Nathalia sabia que não se referia a uma onda, ele se referia a:

— Uma conjuração, manipulação, dá no mesmo.

— Uma dessas bruxarias ai! Se ela não tivesse se metido com essas coisas demoníacas, ela nunca seria convocada pra guerra, poderia estar comigo e minha filha agora mesmo.

Um silêncio se arrastou. Nathalia sentiu pena daquele triste brutamente, ao mesmo tempo que começou a se ressentir de seu pai. Estava curiosa para saber o que ocorrera com a mãe de Anna, precisava satisfazer essa curiosidade, precisava perguntar.

— Então…

— Ela tinha que se meter com isso também — interveio a triste criatura. — Ela não poderia deixar essa porcaria pra gente como vocês. Eu fiz de tudo para ela desistir, mas a Anna insistia em querer ser uma de vocês, dizia ser o seu sonho. Porque ela foi entrar nessa maldita universidade? Pra terminar como a mãe? Pra morrer atingida por bruxarias?

— Eu estou falando a verdade senhor Ambrósio, a Anna não está aqui.

A tristeza sumiu do rosto de Lucio e uma expressão de ira contraiu os músculos de sua face.

— Então onde ela está? Me diga, agora!

Aquela bipolaridade repentina fez Joff quebrar sua postura passiva.

— Peço que o senhor se acalme, por favor.

— Ou o que? O que vai fazer seu almofadinha? — berrou furioso.

O mordomo sacudiu a cabeça para os lados.

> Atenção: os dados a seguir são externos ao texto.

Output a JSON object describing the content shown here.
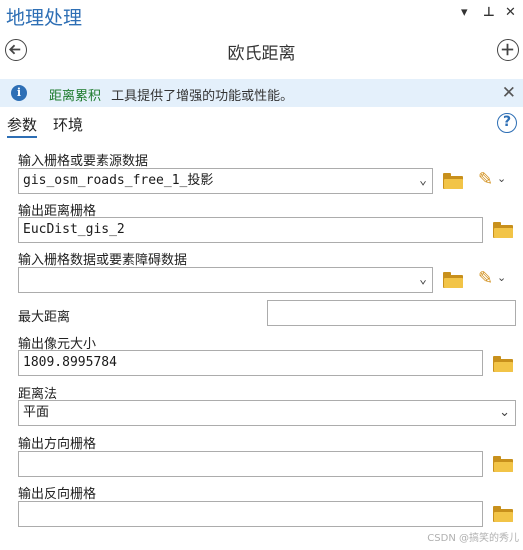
{
  "window": {
    "title": "地理处理",
    "dropdown_glyph": "▾",
    "pin_glyph": "⊥",
    "close_glyph": "✕"
  },
  "nav": {
    "tool_title": "欧氏距离",
    "back_icon": "arrow-left-circle",
    "add_icon": "plus-circle"
  },
  "info_bar": {
    "icon_glyph": "i",
    "link_text": "距离累积",
    "message": "工具提供了增强的功能或性能。",
    "close_glyph": "✕"
  },
  "tabs": [
    {
      "label": "参数",
      "active": true
    },
    {
      "label": "环境",
      "active": false
    }
  ],
  "help_glyph": "?",
  "combo_glyph": "⌄",
  "pencil_glyph": "✎",
  "params": {
    "input_raster": {
      "label": "输入栅格或要素源数据",
      "value": "gis_osm_roads_free_1_投影"
    },
    "output_distance": {
      "label": "输出距离栅格",
      "value": "EucDist_gis_2"
    },
    "barrier": {
      "label": "输入栅格数据或要素障碍数据",
      "value": ""
    },
    "max_distance": {
      "label": "最大距离",
      "value": ""
    },
    "cell_size": {
      "label": "输出像元大小",
      "value": "1809.8995784"
    },
    "distance_method": {
      "label": "距离法",
      "value": "平面"
    },
    "direction_raster": {
      "label": "输出方向栅格",
      "value": ""
    },
    "back_direction_raster": {
      "label": "输出反向栅格",
      "value": ""
    }
  },
  "watermark": "CSDN @搞笑的秀儿",
  "colors": {
    "accent": "#2e6fb5",
    "info_bg": "#e4f0fb",
    "info_link": "#1c7a2c",
    "folder": "#f2c447"
  }
}
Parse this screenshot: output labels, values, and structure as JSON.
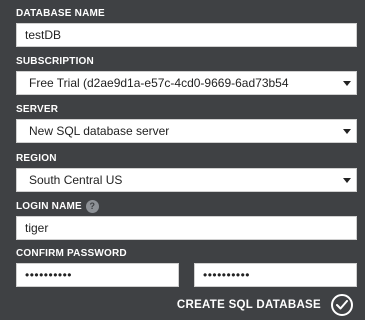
{
  "form": {
    "database_name": {
      "label": "DATABASE NAME",
      "value": "testDB"
    },
    "subscription": {
      "label": "SUBSCRIPTION",
      "selected": "Free Trial (d2ae9d1a-e57c-4cd0-9669-6ad73b54"
    },
    "server": {
      "label": "SERVER",
      "selected": "New SQL database server"
    },
    "region": {
      "label": "REGION",
      "selected": "South Central US"
    },
    "login_name": {
      "label": "LOGIN NAME",
      "help_symbol": "?",
      "value": "tiger"
    },
    "confirm_password": {
      "label": "CONFIRM PASSWORD",
      "password_value": "••••••••••",
      "confirm_value": "••••••••••"
    },
    "submit": {
      "label": "CREATE SQL DATABASE",
      "icon": "checkmark-icon"
    }
  },
  "colors": {
    "background": "#3f4144",
    "text": "#ffffff",
    "field_background": "#ffffff"
  }
}
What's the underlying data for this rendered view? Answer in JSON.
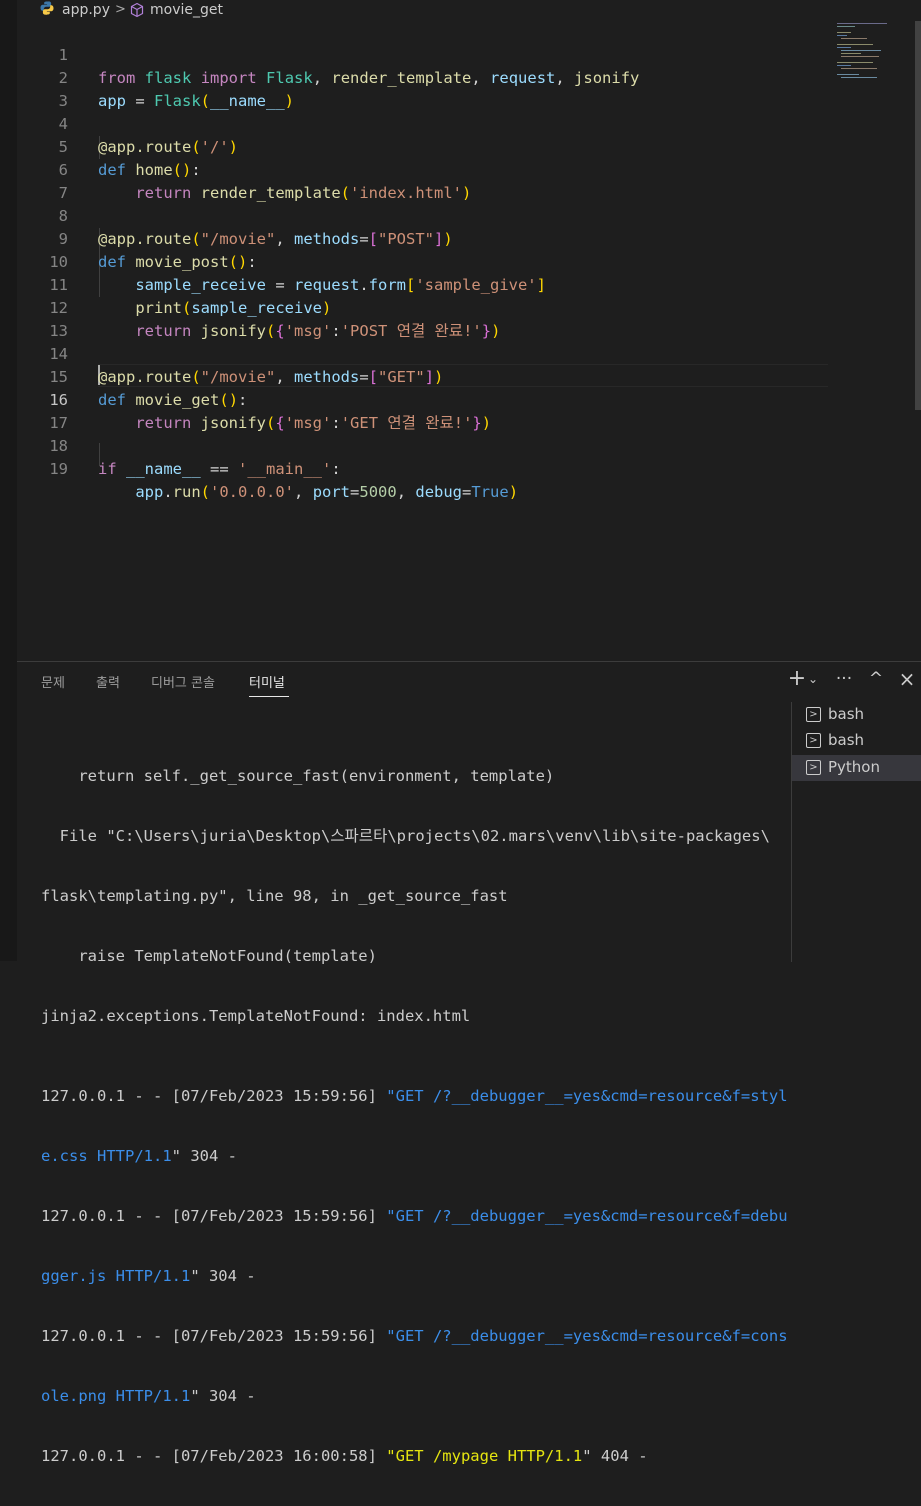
{
  "breadcrumb": {
    "file": "app.py",
    "separator": ">",
    "symbol": "movie_get",
    "file_icon": "python-icon",
    "symbol_icon": "method-cube-icon"
  },
  "editor": {
    "active_line": 16,
    "lines": [
      {
        "n": "1"
      },
      {
        "n": "2"
      },
      {
        "n": "3"
      },
      {
        "n": "4"
      },
      {
        "n": "5"
      },
      {
        "n": "6"
      },
      {
        "n": "7"
      },
      {
        "n": "8"
      },
      {
        "n": "9"
      },
      {
        "n": "10"
      },
      {
        "n": "11"
      },
      {
        "n": "12"
      },
      {
        "n": "13"
      },
      {
        "n": "14"
      },
      {
        "n": "15"
      },
      {
        "n": "16"
      },
      {
        "n": "17"
      },
      {
        "n": "18"
      },
      {
        "n": "19"
      }
    ],
    "tokens": {
      "from": "from",
      "flask": "flask",
      "import": "import",
      "Flask": "Flask",
      "comma1": ", ",
      "render_template": "render_template",
      "request": "request",
      "jsonify": "jsonify",
      "app": "app",
      "eq": " = ",
      "lp": "(",
      "rp": ")",
      "dunder_name": "__name__",
      "deco_app": "@app",
      "dot_route": ".route",
      "slash_str": "'/'",
      "def": "def",
      "home": "home",
      "colon": ":",
      "return": "return",
      "index_str": "'index.html'",
      "movie_str": "\"/movie\"",
      "methods": "methods",
      "eqs": "=",
      "lb": "[",
      "rb": "]",
      "post_str": "\"POST\"",
      "movie_post": "movie_post",
      "sample_receive": "sample_receive",
      "form": "form",
      "sample_give": "'sample_give'",
      "print": "print",
      "lc": "{",
      "rc": "}",
      "msg": "'msg'",
      "post_msg": "'POST 연결 완료!'",
      "get_str": "\"GET\"",
      "movie_get": "movie_get",
      "get_msg": "'GET 연결 완료!'",
      "if": "if",
      "eqeq": " == ",
      "main_str": "'__main__'",
      "run": "run",
      "host": "'0.0.0.0'",
      "port": "port",
      "port_val": "5000",
      "debug": "debug",
      "True": "True",
      "dot": "."
    }
  },
  "panel": {
    "tabs": [
      "문제",
      "출력",
      "디버그 콘솔",
      "터미널"
    ],
    "active_tab": "터미널",
    "actions": {
      "add": "+",
      "dropdown": "⌄",
      "more": "···",
      "maximize": "^",
      "close": "×"
    },
    "terminal_lines": [
      "    return self._get_source_fast(environment, template)",
      "  File \"C:\\Users\\juria\\Desktop\\스파르타\\projects\\02.mars\\venv\\lib\\site-packages\\",
      "flask\\templating.py\", line 98, in _get_source_fast",
      "    raise TemplateNotFound(template)",
      "jinja2.exceptions.TemplateNotFound: index.html"
    ],
    "log": [
      {
        "pre": "127.0.0.1 - - [07/Feb/2023 15:59:56] ",
        "q": "\"",
        "req1": "GET /?__debugger__=yes&cmd=resource&f=styl",
        "req2": "e.css HTTP/1.1",
        "post": "\" 304 -"
      },
      {
        "pre": "127.0.0.1 - - [07/Feb/2023 15:59:56] ",
        "q": "\"",
        "req1": "GET /?__debugger__=yes&cmd=resource&f=debu",
        "req2": "gger.js HTTP/1.1",
        "post": "\" 304 -"
      },
      {
        "pre": "127.0.0.1 - - [07/Feb/2023 15:59:56] ",
        "q": "\"",
        "req1": "GET /?__debugger__=yes&cmd=resource&f=cons",
        "req2": "ole.png HTTP/1.1",
        "post": "\" 304 -"
      },
      {
        "pre": "127.0.0.1 - - [07/Feb/2023 16:00:58] ",
        "q": "\"",
        "req1": "GET /mypage HTTP/1.1",
        "post": "\" 404 -"
      }
    ],
    "terminals": [
      {
        "label": "bash",
        "icon": "terminal-icon"
      },
      {
        "label": "bash",
        "icon": "terminal-icon"
      },
      {
        "label": "Python",
        "icon": "terminal-icon",
        "selected": true
      }
    ]
  },
  "colors": {
    "keyword": "#c586c0",
    "def": "#569cd6",
    "func": "#dcdcaa",
    "string": "#ce9178",
    "variable": "#9cdcfe",
    "number": "#b5cea8",
    "class": "#4ec9b0",
    "bg": "#1e1e1e",
    "log_blue": "#3b8eea",
    "log_yellow": "#e5e510"
  }
}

— Rapazes! — disse em voz alta — Acompanhem o senhor Ambrósio até a saída.

Disciplinados, quatro soldados se aproximaram e cercaram o homenzarrão. Num gesto intimidador eles seguraram a cabeça dos porretes que guardavam em suas cinturas, presas por uma tira de couro marrom. Lucio estarreceu ofendido, mas não ousou enfrentar aqueles homens tão grandes quanto ele. Resmungando, ele fez o caminho inverso de sua chegada. Ao alcançar o portão, olhou por trás do ombro esquerdo, cuspiu no chão e foi embora.